A imunização que podemos alcançar. Por incompetência e má-fé.

Tanto o Estadão, no sábado, como a Folha, no domingo, deram destaque gráfico às suas primeiras páginas para marcar o luto pela perda de 100 mil vidas para a Covid-19. Em fundo branco quase que de cima a baixo da página, O Estadão põe a questão na mesa diante do descontrole da doença: como evitar uma tragédia ainda maior?

A Folha crava 100543 vítimas com um adendo que aflige toda a sociedade brasileira: “sem enxergar fim da pandemia.” E ambos, em editorial, destacam a irresponsabilidade do poder público no combate à pandemia, sob o comando do negacionista que habita o Palácio do Planalto.

“O maior responsável pela tragédia se chama Jair Bolsonaro”, apontou a Folha. “Construiu-se essa tragédia porque Jair Bolsonaro se mostrou preocupado exclusivamente com seus interesses particulares”, avaliou o Estadão, considerando que “os graves desdobramentos da pandemia no Brasil são frutos de uma metódica construção por ações e omissões”. E de diversas frentes.
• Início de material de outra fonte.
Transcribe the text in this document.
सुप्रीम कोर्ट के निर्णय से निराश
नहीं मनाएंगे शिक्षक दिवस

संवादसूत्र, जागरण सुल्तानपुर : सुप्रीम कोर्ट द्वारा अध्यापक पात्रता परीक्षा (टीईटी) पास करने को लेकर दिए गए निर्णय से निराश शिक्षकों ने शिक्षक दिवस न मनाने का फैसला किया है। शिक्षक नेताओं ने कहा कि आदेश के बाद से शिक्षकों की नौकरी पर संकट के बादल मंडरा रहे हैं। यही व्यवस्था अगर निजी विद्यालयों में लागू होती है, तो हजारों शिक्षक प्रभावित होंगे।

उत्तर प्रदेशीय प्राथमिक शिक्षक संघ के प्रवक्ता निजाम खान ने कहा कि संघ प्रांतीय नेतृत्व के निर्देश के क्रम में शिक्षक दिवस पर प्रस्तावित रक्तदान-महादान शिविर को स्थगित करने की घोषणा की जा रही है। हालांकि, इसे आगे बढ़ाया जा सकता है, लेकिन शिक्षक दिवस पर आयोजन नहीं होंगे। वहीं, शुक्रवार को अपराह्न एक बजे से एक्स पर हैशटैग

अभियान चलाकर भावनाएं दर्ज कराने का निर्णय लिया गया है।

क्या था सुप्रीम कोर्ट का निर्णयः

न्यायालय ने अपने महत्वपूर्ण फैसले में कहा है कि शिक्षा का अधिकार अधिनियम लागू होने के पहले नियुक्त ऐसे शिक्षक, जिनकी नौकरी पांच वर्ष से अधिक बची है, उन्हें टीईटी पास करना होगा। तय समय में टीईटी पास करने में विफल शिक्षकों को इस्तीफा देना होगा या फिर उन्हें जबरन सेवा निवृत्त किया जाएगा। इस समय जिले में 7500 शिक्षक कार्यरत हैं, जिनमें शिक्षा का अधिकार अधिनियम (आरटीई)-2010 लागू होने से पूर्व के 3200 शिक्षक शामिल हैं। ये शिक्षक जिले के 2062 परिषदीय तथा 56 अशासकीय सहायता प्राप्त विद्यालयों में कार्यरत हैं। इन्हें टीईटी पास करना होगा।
Quando será o fim disso? É a pergunta corrente, depois de quase cinco meses de isolamento capenga, sem que se tenha a expectativa de algum resquício de normalidade com segurança de volta ao cotidiano.

Pelas projeções, já que não há testagem suficiente e o ocupante do Ministério da Saúde, o provisório definitivo general Pazuello, não acha a medida relevante o suficiente, somos uma país de cerca de 20 milhões de infectados. E sem qualquer plano de ação ou diretrizes coordenadas entre as várias instâncias do poder público, só resta contar com as vacinas, em fase de testes e previstas para um futuro distante o suficiente para ceifar ainda milhares de vidas.

Quantos mais ainda deverão morrer em razão dessa insanidade instalada, uma vez que a disseminação da doença parece traçar seu caminho natural até que se obtenha uma imunização massiva? O biólogo Fernando Reinach trata de responder à questão a partir de uma premissa fatalista. Ainda que seja “moralmente indesejável”, Reinach afirma que estamos sendo conduzidos para o que ele chama de Imunidade de Rebanho por Incompetência (Irpi). “Essa é a nossa realidade. E nela atingir a imunidade de rebanho é destino, não escolha. É o preço de viver numa sociedade pobre, sem liderança e desorganizada”.

Com base nessa perspectiva sombria, Reinach tem se debruçado sobre a questão para equacionar a quanto ainda estamos da redenção, pelo menos na cidade de São Paulo, a megalópole de 12 milhões de habitantes e que tem contabilizado 10 mil vítimas, ou 1/10 do total.

Assim, apoiado em modelos matemáticos, cálculos, projeções alguma dose de palpites e mesmo chutes, o biólogo acredita que “provavelmente já estamos com 35% da população total ou parcialmente resistente”, quando a possibilidade de se atingir a tal IRPI, segundo ele, quando a fração da população que possuir algum grau de imunidade chegar a um patamar entre 40% a 55%.”  Percentuais que na verdade podem ocultar a dura realidade de dobrar o número de vítimas fatais entre os paulistanos.

Enquanto isso, no Planalto, o capitão Messias trata de obter a sua própria imunidade, afastando o fantasma pra bem longe. Ainda na quinta-feira (6) Bolsonaro, em sua transmissão ao vivo semanal, ao lado de Pazuello, falou como um líder digno de sua própria estatura. “A gente lamenta todas as mortes. Mas vamos tocar a vida e buscar uma maneira de se safar desse problema.”

Pazuello

Já nesta segunda (10), o provisório definitivo Pazuello voltou a campo, numa de suas aparições bissextas com a imprensa, para comentar os números da tragédia e disse que medidas de distanciamento social são de responsabilidade de Estados e municípios e que a pasta as apoia”. (Reversão da retórica? Conta com o aval do chefe?)

Mas acentuou que para “parar o sangramento” só com diagnóstico precoce e tratamento imediato (não falou em cloroquina). “Não está correto ficar em casa doente, com sintomas, até passar mal com falta de ar. Isso não funciona, não funcionou e deu no que deu nós há dois meses já mudamos esse protocolo”.

Deu no que deu? Essa teve como alvo Henriqueta Mandetta, seu predecessor no Ministério da Saúde. Não por acaso Mandetta surge no horizonte como presidenciável para 2022. E claro já caiu no radar do Planalto. Melhor não comentar. Vamos em frente.